Star soloist for the band was principal cornet Aaron Thomas aged 17, from Troon, who is studying his A levels at Camborne School. His brother William, 15, also plays cornet in the band.
“I’ve learnt the solos, so it is not the music that’s difficult to play - but playing it in such a moving and meaningful place, in a situation and circumstances like this, it’s a lot more emotional,” he said.
“It is really great to know the history of the war and to know that Cornish people came here, and then to take part in remembering them –so we can give something back.”
It was a particularly meaningful trip for the band as members were taking a 100-year-old bugle back to the scenes of terrible carnage 100 years ago.

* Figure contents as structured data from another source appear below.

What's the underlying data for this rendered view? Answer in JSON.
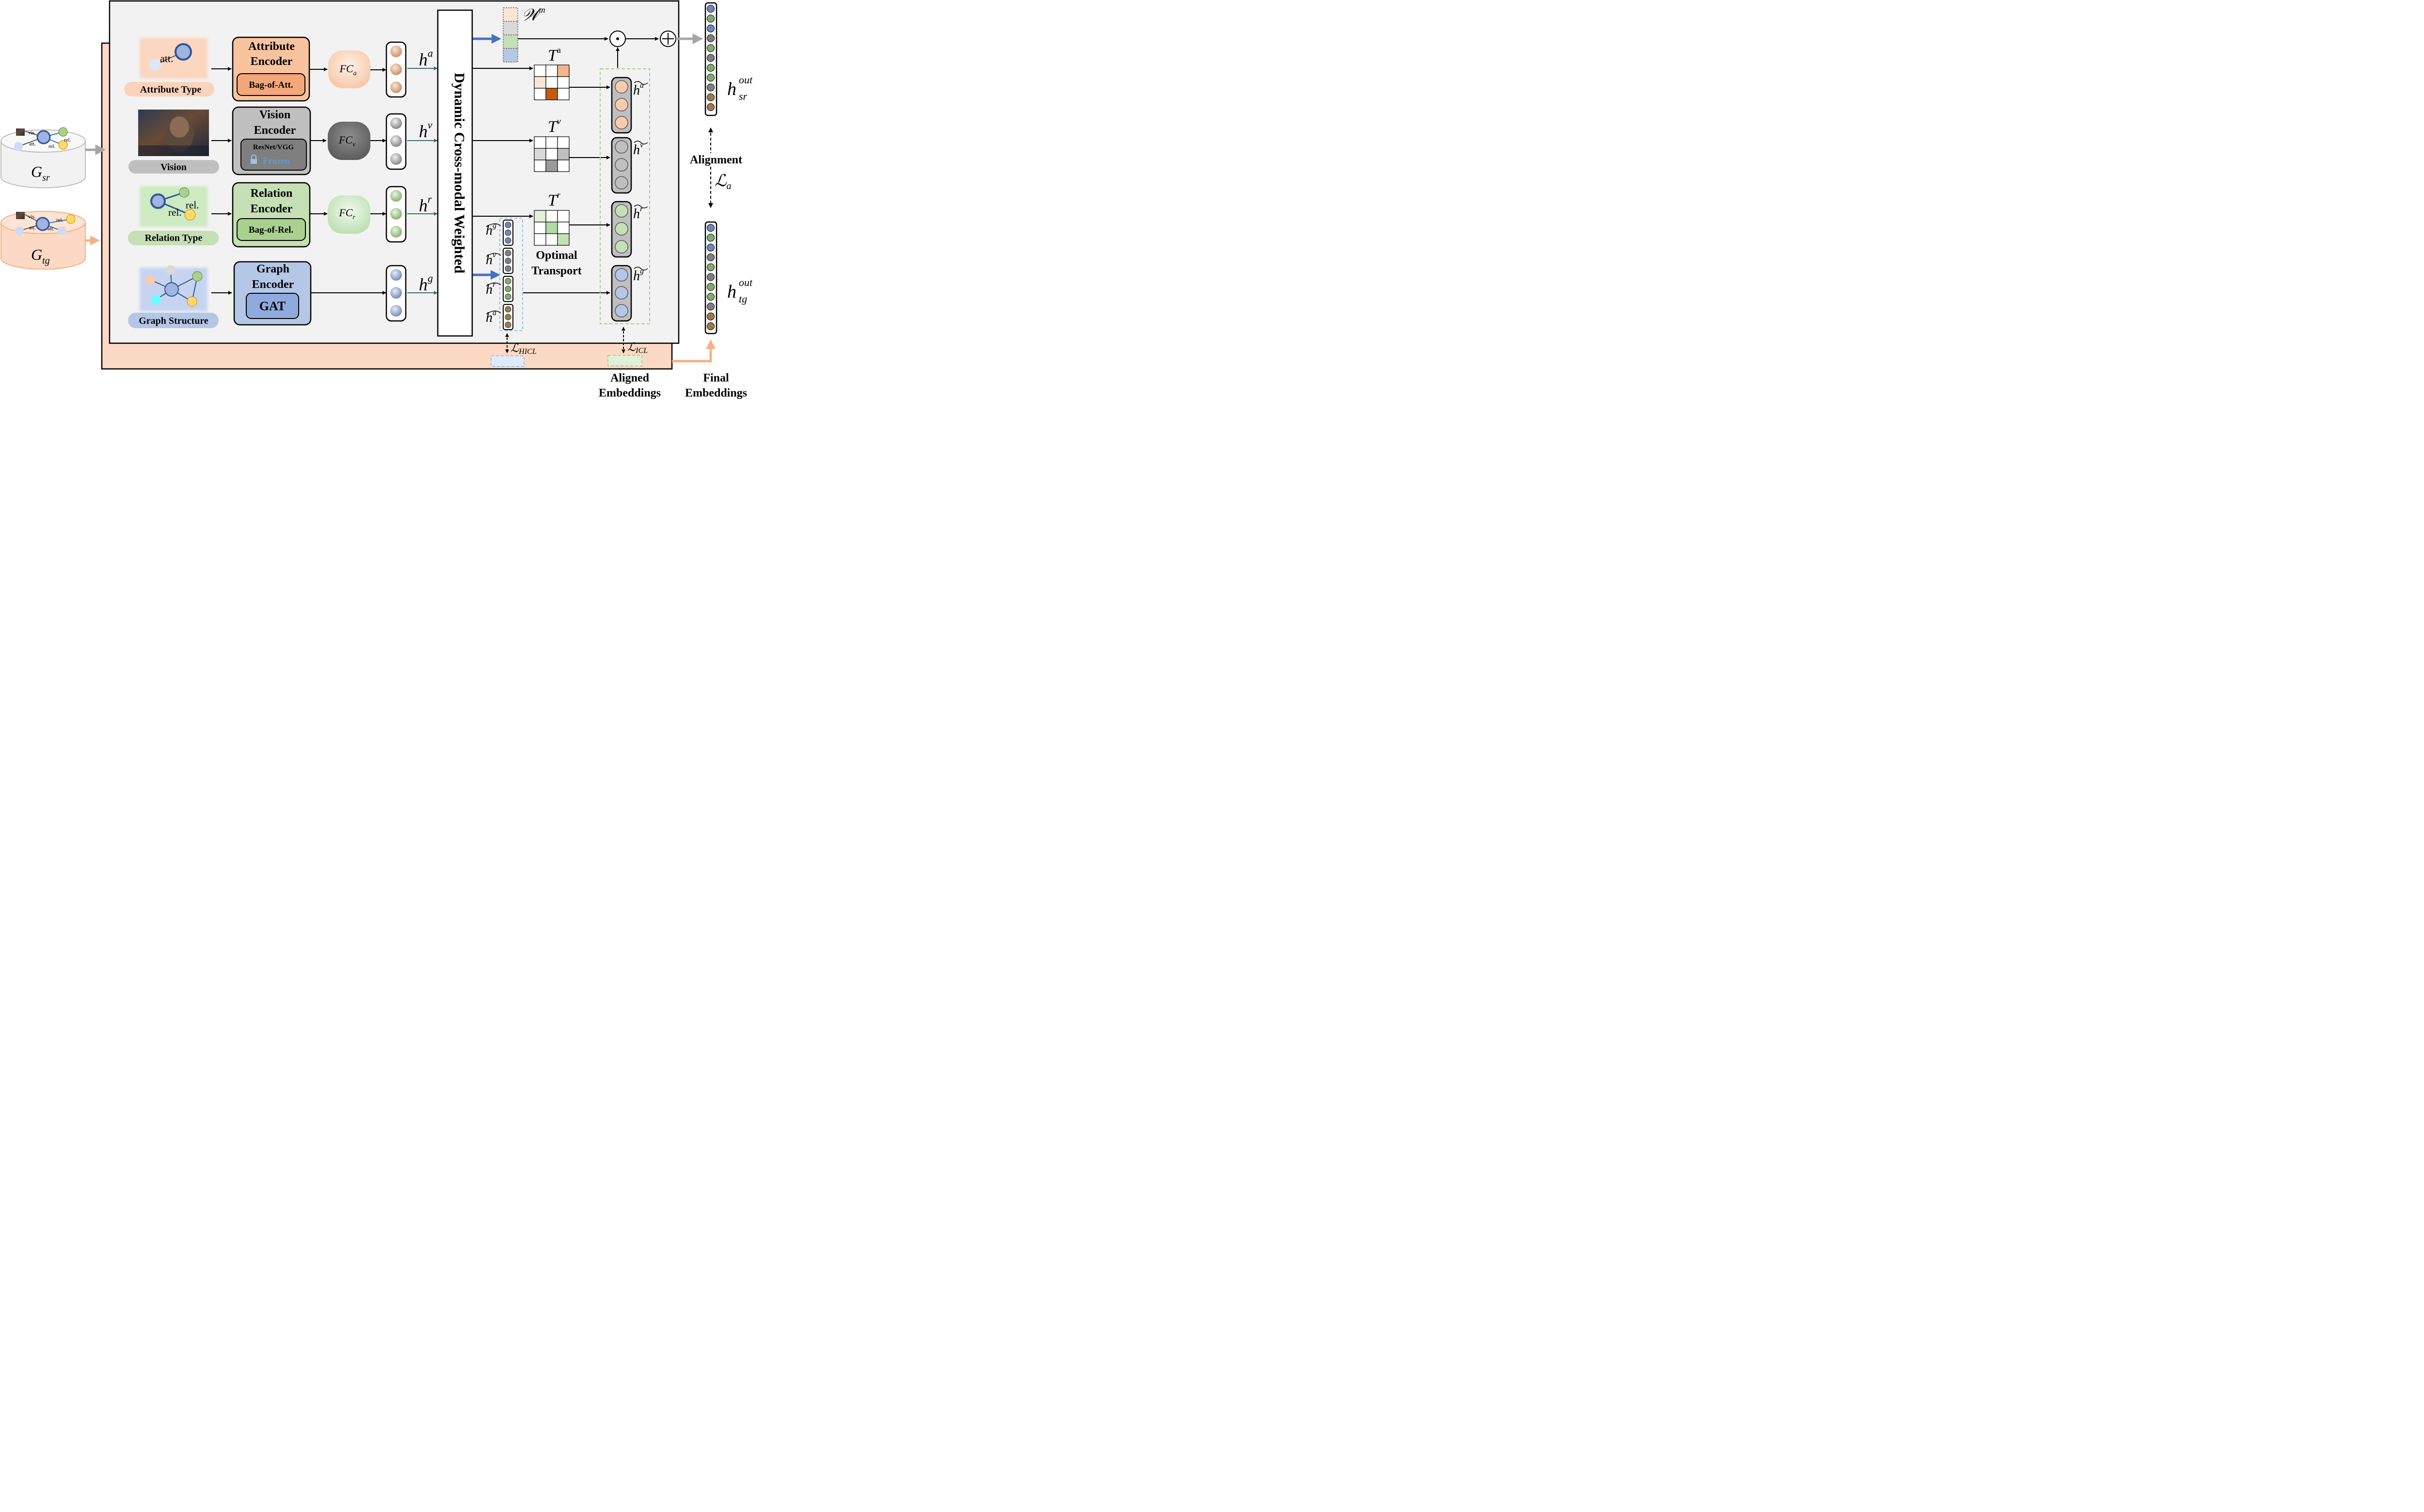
{
  "inputs": {
    "attribute": "Attribute Type",
    "vision": "Vision",
    "relation": "Relation Type",
    "graph": "Graph Structure",
    "att_text": "att.",
    "rel_text": "rel."
  },
  "encoders": {
    "attribute_title": [
      "Attribute",
      "Encoder"
    ],
    "attribute_inner": "Bag-of-Att.",
    "vision_title": [
      "Vision",
      "Encoder"
    ],
    "vision_inner": "ResNet/VGG",
    "vision_frozen": "Frozen",
    "relation_title": [
      "Relation",
      "Encoder"
    ],
    "relation_inner": "Bag-of-Rel.",
    "graph_title": [
      "Graph",
      "Encoder"
    ],
    "graph_inner": "GAT"
  },
  "fc": {
    "sub": [
      "a",
      "v",
      "r"
    ],
    "main": "FC"
  },
  "hidden": {
    "main": "h",
    "sup": [
      "a",
      "v",
      "r",
      "g"
    ]
  },
  "dcw": "Dynamic Cross-modal Weighted",
  "weights": {
    "main": "𝒲",
    "sup": "m"
  },
  "transport": {
    "main": "T",
    "sup": [
      "a",
      "v",
      "r"
    ],
    "title": [
      "Optimal",
      "Transport"
    ]
  },
  "hat_labels": [
    "g",
    "v",
    "r",
    "a"
  ],
  "tilde_labels": [
    "a",
    "v",
    "r",
    "g"
  ],
  "losses": {
    "hicl_main": "ℒ",
    "hicl_sub": "HICL",
    "icl_main": "ℒ",
    "icl_sub": "ICL",
    "align_main": "ℒ",
    "align_sub": "a",
    "alignment": "Alignment"
  },
  "outputs": {
    "sr_main": "h",
    "sr_sup": "out",
    "sr_sub": "sr",
    "tg_main": "h",
    "tg_sup": "out",
    "tg_sub": "tg",
    "aligned": [
      "Aligned",
      "Embeddings"
    ],
    "final": [
      "Final",
      "Embeddings"
    ]
  },
  "graphs": {
    "main": "G",
    "sr_sub": "sr",
    "tg_sub": "tg",
    "vis": "vis.",
    "att": "att.",
    "rel": "rel."
  },
  "ops": {
    "dot": "⊙",
    "plus": "⊕"
  },
  "colors": {
    "attribute": "#f5b58e",
    "vision": "#9a9a9a",
    "relation": "#b3dba6",
    "graph": "#9fb4e0",
    "target": "#fbd9c4",
    "hicl_box": "#9ec3e6",
    "icl_box": "#a9d18e",
    "accent_arrow": "#4472c4",
    "orange_arrow": "#f4b183",
    "gray_arrow": "#a6a6a6",
    "heat_dark": "#c55a11"
  }
}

On Saturday, band members played the Last Post in the graveyard at Sailly-sur-la-Lys, northern France, where a Cornish policeman and keen rugby player, Thomas Penhorwood, is buried.
They also travelled to the nearby town of Estaires where a group of Cornish miners from Dolcoath were stationed. In Estaires, the band presented local officials with a rugby ball signed by current Devon and Cornwall teams.
This was to remember amazing events 100 years earlier when Cornishmen organised three games of rugby there between Devon and Cornwall men after Camborne Rugby Club sent out a ball. They wrote back to the West Briton to say that the last match was played on Whit Monday, and instead of the music of the bands in Camborne - they played to the ‘music of the guns’.
On Saturday, a band from Camborne was back in Estaires. The band played the Last Post by the war memorial and also a concert in the local park – for which they received a standing ovation.
The 100-year-old bugle belongs to the family of band member Corey Williams, the great great grandson of Fred Negus, one of the miners from Dolcoath who signed up with his friends in 1914, just after war broke out. They joined the Royal Army Medical Corps and served on the Western Front throughout the war.
Hannah Viant, 15, plays the euphonium. She said: “I laid a wreath at the war memorial at Estaires. As a Cornish girl, I feel proud of all the Cornish people who died in the war.”
Callum Wilton, 15, is percussionist with Camborne Town Band as well as playing for Camborne Youth Band. In 1915, another percussionist for Camborne Town Band, Ernie Fletcher, wrote back to the West Briton about the three rugby matches.
“It makes me feel honoured and honoured and proud to think that I’m playing 100 years now after the war. It’s amazing to think that it was 100 years ago that that happened.”
PC Dave Wilton laid a wreath on the grave of Cornish policeman Thomas Penhorwood in Sailly-sur-la-Lys near, Estaires.
“I think it’s just incredibly moving to be here in France. It’s very moving to see all the headstones lined up and to pick out an individual one which has so many connections to us, being from Cornwall, to me personally being a policeman based in Camborne. I have a lot of connections with Newquay and friends there. I’m honoured and privileged to be able to speak at his grave.”